A solicitação foi feita durante uma reunião de emergência com a equipe ministerial e tem como objetivo embasar a abertura de um diálogo com o presidente dos Estados Unidos, Donald Trump, na tentativa de derrubar a decisão.
No encontro, segundo relatos à CNN, Lula disse ver margem para diálogo e que o primeiro passo pode ser uma ligação para o presidente americano.
Antes de qualquer movimento, entretanto, Lula quer uma análise detalhada sobre os impactos da medida.
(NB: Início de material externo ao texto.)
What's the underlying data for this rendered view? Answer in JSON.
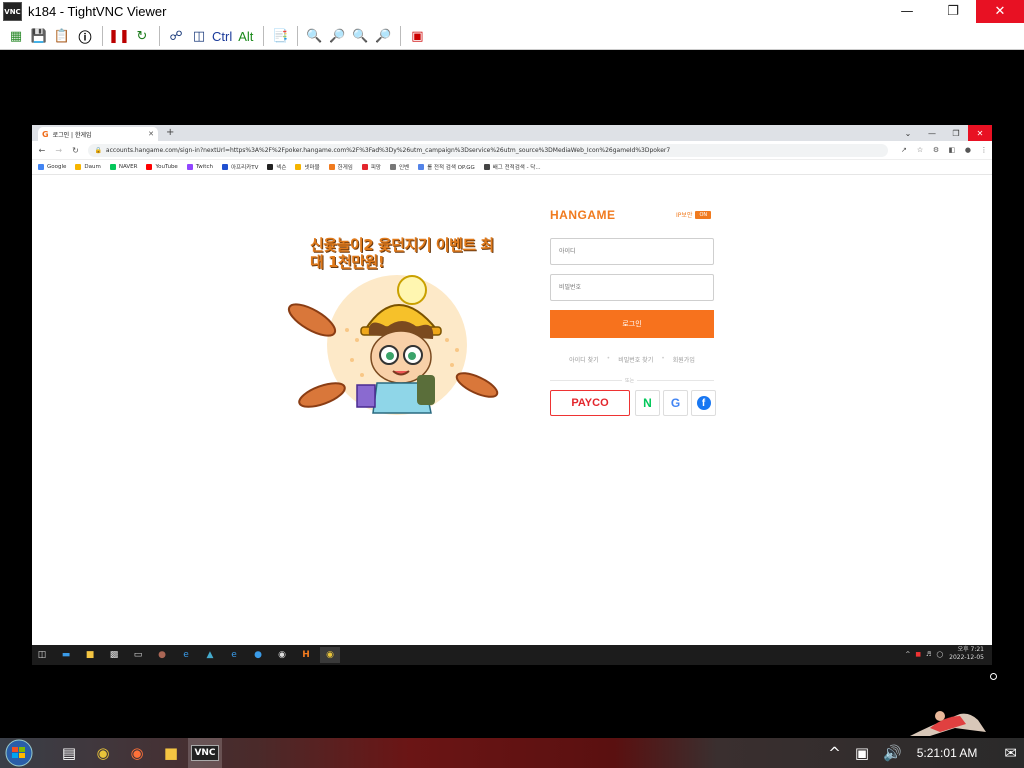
{
  "window": {
    "title": "k184 - TightVNC Viewer",
    "app_icon": "VNC",
    "controls": [
      "minimize-icon",
      "maximize-icon",
      "close-icon"
    ]
  },
  "toolbar": {
    "ctrl_label": "Ctrl",
    "alt_label": "Alt"
  },
  "browser": {
    "tab_title": "로그인 | 한게임",
    "tab_favicon": "G",
    "url": "accounts.hangame.com/sign-in?nextUrl=https%3A%2F%2Fpoker.hangame.com%2F%3Fad%3Dy%26utm_campaign%3Dservice%26utm_source%3DMediaWeb_Icon%26gameId%3Dpoker7",
    "bookmarks": [
      {
        "label": "Google",
        "color": "#4285f4"
      },
      {
        "label": "Daum",
        "color": "#f7b500"
      },
      {
        "label": "NAVER",
        "color": "#03c75a"
      },
      {
        "label": "YouTube",
        "color": "#ff0000"
      },
      {
        "label": "Twitch",
        "color": "#9146ff"
      },
      {
        "label": "아프리카TV",
        "color": "#2050d0"
      },
      {
        "label": "넥슨",
        "color": "#222222"
      },
      {
        "label": "넷마블",
        "color": "#f5b400"
      },
      {
        "label": "한게임",
        "color": "#f07a1e"
      },
      {
        "label": "피망",
        "color": "#e3262d"
      },
      {
        "label": "인벤",
        "color": "#777777"
      },
      {
        "label": "롤 전적 검색 OP.GG",
        "color": "#5383e8"
      },
      {
        "label": "배그 전적검색 - 닥...",
        "color": "#444444"
      }
    ]
  },
  "login": {
    "logo": "HANGAME",
    "ip_security_label": "IP보안",
    "ip_security_state": "ON",
    "id_placeholder": "아이디",
    "password_placeholder": "비밀번호",
    "login_button": "로그인",
    "find_id": "아이디 찾기",
    "find_password": "비밀번호 찾기",
    "sign_up": "회원가입",
    "divider_text": "또는",
    "payco_label": "PAYCO",
    "naver_label": "N",
    "google_label": "G",
    "facebook_label": "f"
  },
  "promo": {
    "headline": "신윷놀이2 윷던지기 이벤트 최대 1천만원!"
  },
  "remote_taskbar": {
    "time": "오후 7:21",
    "date": "2022-12-05"
  },
  "host_taskbar": {
    "time": "5:21:01 AM"
  }
}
A ideia é já apresentar um quadro completo ao governo americano.
Como mostrou a CNN, o governo federal atua com cautela. O receio é de que um posicionamento radicalmente contrário à decisão dos EUA possa passar a impressão pública de tolerância ou omissão com as facções criminosas.
A avaliação preliminar, porém, é de que a classificação dificulta as investigações e parcerias do governo federal contra o crime organizado, já que informações no exterior podem ser tratadas como sigilosas em nível militar.
Além disso, ela permitiria, na prática, uma atuação da inteligência americana no Brasil sem diálogo com o governo federal e criaria condições para retaliações ao sistema financeiro nacional, o que tem gerado incomodo de bancos e empresas.